Sunday, August 10, 2008

Esai: Postmodernisme dan Krisis Identitas Budaya

-- Urwatul Wustqo

PERKEMBANGAN postmodernisme sering berkaitan dengan wacana-wacana budaya (cultural studies) yang mulai mengarah pada entitas perilaku, termasuk dalam relasi hegemoni.

Hal ini dapat dipahami,mengingat di Barat sendiri, kelahiran postmodernisme tidak lepas dari ruang sosial, yang berdemarkasi, baik dalam interaksi individu, struktur sosial kenegaraan, maupun di ruang publik.

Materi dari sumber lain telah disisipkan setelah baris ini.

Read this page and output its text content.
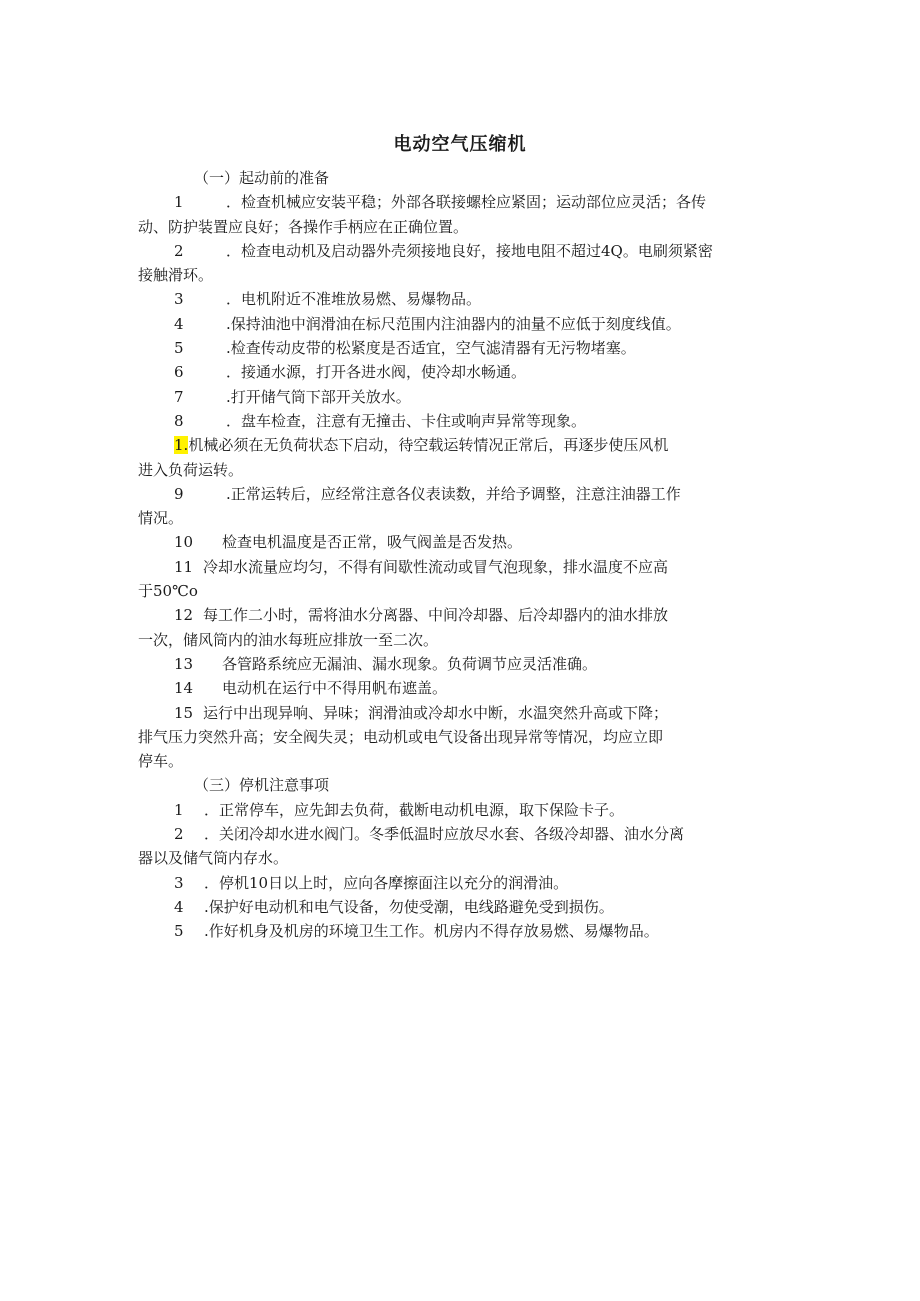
电动空气压缩机
（一）起动前的准备
1	．检查机械应安装平稳；外部各联接螺栓应紧固；运动部位应灵活；各传
动、防护装置应良好；各操作手柄应在正确位置。
2	．检查电动机及启动器外壳须接地良好，接地电阻不超过4Q。电刷须紧密
接触滑环。
3	．电机附近不准堆放易燃、易爆物品。
4	.保持油池中润滑油在标尺范围内注油器内的油量不应低于刻度线值。
5	.检查传动皮带的松紧度是否适宜，空气滤清器有无污物堵塞。
6	．接通水源，打开各进水阀，使冷却水畅通。
7	.打开储气筒下部开关放水。
8	．盘车检查，注意有无撞击、卡住或响声异常等现象。
1.机械必须在无负荷状态下启动，待空载运转情况正常后，再逐步使压风机
进入负荷运转。
9	.正常运转后，应经常注意各仪表读数，并给予调整，注意注油器工作
情况。
10 检查电机温度是否正常，吸气阀盖是否发热。
11 冷却水流量应均匀，不得有间歇性流动或冒气泡现象，排水温度不应高
于50℃o
12 每工作二小时，需将油水分离器、中间冷却器、后冷却器内的油水排放
一次，储风筒内的油水每班应排放一至二次。
13 各管路系统应无漏油、漏水现象。负荷调节应灵活准确。
14 电动机在运行中不得用帆布遮盖。
15 运行中出现异响、异味；润滑油或冷却水中断，水温突然升高或下降；
排气压力突然升高；安全阀失灵；电动机或电气设备出现异常等情况，均应立即
停车。
（三）停机注意事项
1 ．正常停车，应先卸去负荷，截断电动机电源，取下保险卡子。
2 ．关闭冷却水进水阀门。冬季低温时应放尽水套、各级冷却器、油水分离
器以及储气筒内存水。
3 ．停机10日以上时，应向各摩擦面注以充分的润滑油。
4 .保护好电动机和电气设备，勿使受潮，电线路避免受到损伤。
5 .作好机身及机房的环境卫生工作。机房内不得存放易燃、易爆物品。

Di Eropa sendiri, postmodernisme dianggap sebagai “the haunt of social science”, yang dapat mengebiri realitas menjadi hiperrealitas, foundationalism menjadi anti-foundationalism, konstruksi menjadi dekonstruksi, history menjadi genealogy, dan sebagainya, yang jika masuk ruang budaya seperti menjungkirbalikkan suatu tradisi. Postmodernisme mengklaim dirinya sebagai perwujudan baru dari modernisasi. Progresivitas pembaruan yang hendak ditawarkannya merupakan antiklimaks dari budaya modernisasi.

Dalam perilaku budaya yang meluas pada wilayah hegemonik,modernisasi dianggap telah gagal melakukan suatu semaian perdamaian dan keadilan politik di muka bumi ini.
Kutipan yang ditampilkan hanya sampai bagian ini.